Il semblait que Tomkins se fût résigné aux bornes que l’on mettait à la confiance qu’on lui témoignait, ou qu’il voulût paraître plus aveugle qu’il ne l’était réellement sur la présence de cet étranger dans la famille. Jocelin, qui ne manquait pas de pénétration, avait remarqué qu’une ou deux fois Tomkins ayant, par un hasard inévitable, rencontré Kerneguy, avait fait moins d’attention à lui qu’on ne devait s’y attendre, d’après le caractère de Tomkins, homme de son naturel observateur et curieux. « Il ne m’a pas questionné sur ce jeune étranger, dit Jocelin ; fasse le ciel qu’il ne sache pas qui il est, ou même qu’il ne le soupçonne pas ! » Mais ces craintes furent dissipées quand, causant ensemble peu de temps après, Tomkins parla de l’embarquement du roi à Bristol, comme d’une chose indubitable ; nomma le vaisseau sur lequel il était parti ; le capitaine qui le commandait. Ses manières le faisaient croire si bien convaincu de la vérité de ces nouvelles, que Jocelin jugea impossible qu’il eût le moindre soupçon de la réalité.

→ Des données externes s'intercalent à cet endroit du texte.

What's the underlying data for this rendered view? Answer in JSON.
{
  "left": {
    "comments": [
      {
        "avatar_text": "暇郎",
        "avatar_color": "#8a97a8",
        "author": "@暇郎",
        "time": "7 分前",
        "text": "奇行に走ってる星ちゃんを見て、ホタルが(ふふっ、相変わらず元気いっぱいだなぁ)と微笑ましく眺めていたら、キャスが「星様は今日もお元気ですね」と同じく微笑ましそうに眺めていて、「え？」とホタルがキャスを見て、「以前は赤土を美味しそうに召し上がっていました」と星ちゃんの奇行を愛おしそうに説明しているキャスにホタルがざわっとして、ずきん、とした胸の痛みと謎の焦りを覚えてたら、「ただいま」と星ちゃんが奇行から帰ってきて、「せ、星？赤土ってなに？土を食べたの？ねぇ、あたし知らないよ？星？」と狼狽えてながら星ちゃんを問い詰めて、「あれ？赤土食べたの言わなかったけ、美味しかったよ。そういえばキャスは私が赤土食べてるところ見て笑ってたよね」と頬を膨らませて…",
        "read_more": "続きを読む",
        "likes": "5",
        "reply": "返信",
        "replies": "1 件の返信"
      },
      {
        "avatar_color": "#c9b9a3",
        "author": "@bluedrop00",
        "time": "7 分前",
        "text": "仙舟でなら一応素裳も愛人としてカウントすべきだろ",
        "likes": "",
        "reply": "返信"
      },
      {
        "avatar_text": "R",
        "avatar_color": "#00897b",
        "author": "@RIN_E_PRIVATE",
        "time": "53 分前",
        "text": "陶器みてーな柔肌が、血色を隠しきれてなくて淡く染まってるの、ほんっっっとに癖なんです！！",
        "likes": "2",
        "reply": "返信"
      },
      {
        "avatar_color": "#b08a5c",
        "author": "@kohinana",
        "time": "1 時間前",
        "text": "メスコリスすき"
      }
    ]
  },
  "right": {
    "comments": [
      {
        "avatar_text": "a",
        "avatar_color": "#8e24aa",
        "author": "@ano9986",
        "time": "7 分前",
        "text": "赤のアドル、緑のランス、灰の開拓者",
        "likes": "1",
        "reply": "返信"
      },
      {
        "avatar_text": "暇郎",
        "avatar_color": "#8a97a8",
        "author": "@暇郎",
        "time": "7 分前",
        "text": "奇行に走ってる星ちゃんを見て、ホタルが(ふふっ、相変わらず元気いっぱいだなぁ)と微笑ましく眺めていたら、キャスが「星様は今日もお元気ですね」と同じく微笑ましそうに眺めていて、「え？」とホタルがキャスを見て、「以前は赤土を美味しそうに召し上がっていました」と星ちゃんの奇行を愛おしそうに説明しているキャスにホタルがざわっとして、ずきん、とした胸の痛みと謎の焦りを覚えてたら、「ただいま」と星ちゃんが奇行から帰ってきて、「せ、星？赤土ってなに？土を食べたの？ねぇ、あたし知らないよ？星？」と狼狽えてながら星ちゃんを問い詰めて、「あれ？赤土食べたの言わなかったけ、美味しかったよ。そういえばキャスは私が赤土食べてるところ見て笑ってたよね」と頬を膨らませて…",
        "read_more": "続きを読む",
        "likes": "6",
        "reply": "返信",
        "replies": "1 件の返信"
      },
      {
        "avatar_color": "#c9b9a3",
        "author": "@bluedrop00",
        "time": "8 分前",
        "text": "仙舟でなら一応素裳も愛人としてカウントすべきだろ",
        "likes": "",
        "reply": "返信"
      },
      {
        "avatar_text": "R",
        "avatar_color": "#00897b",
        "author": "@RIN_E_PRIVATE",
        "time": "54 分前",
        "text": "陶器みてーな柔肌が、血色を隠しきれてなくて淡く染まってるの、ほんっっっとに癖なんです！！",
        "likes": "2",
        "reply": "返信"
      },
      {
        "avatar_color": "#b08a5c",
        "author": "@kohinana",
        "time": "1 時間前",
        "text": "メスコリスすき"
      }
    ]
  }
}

Malgré cette persuasion et la bonne intelligence qui s’était établie entre eux, le fidèle garde-chasse résolut de veiller de près sur son ami Tomkins, et de donner l’alarme si l’occasion l’exigeait. Au fait, il croyait pouvoir considérer son dit ami, malgré son ivrognerie et son fanatisme, comme un homme honnête et loyal, et était sous ce rapport de l’avis du docteur Rochecliffe ; mais après tout, il le regardait comme un aventurier dont le manteau était doublé et bordé de deux couleurs différentes, et il pensait que l’appât d’une forte récompense, ainsi que le pardon de certaines peccadilles d’autrefois, pourraient l’engager à retourner encore une fois son habit. Toutes ces considérations étaient plus que suffisantes pour que Jocelin épiât attentivement toutes les démarches de Fidèle Tomkins.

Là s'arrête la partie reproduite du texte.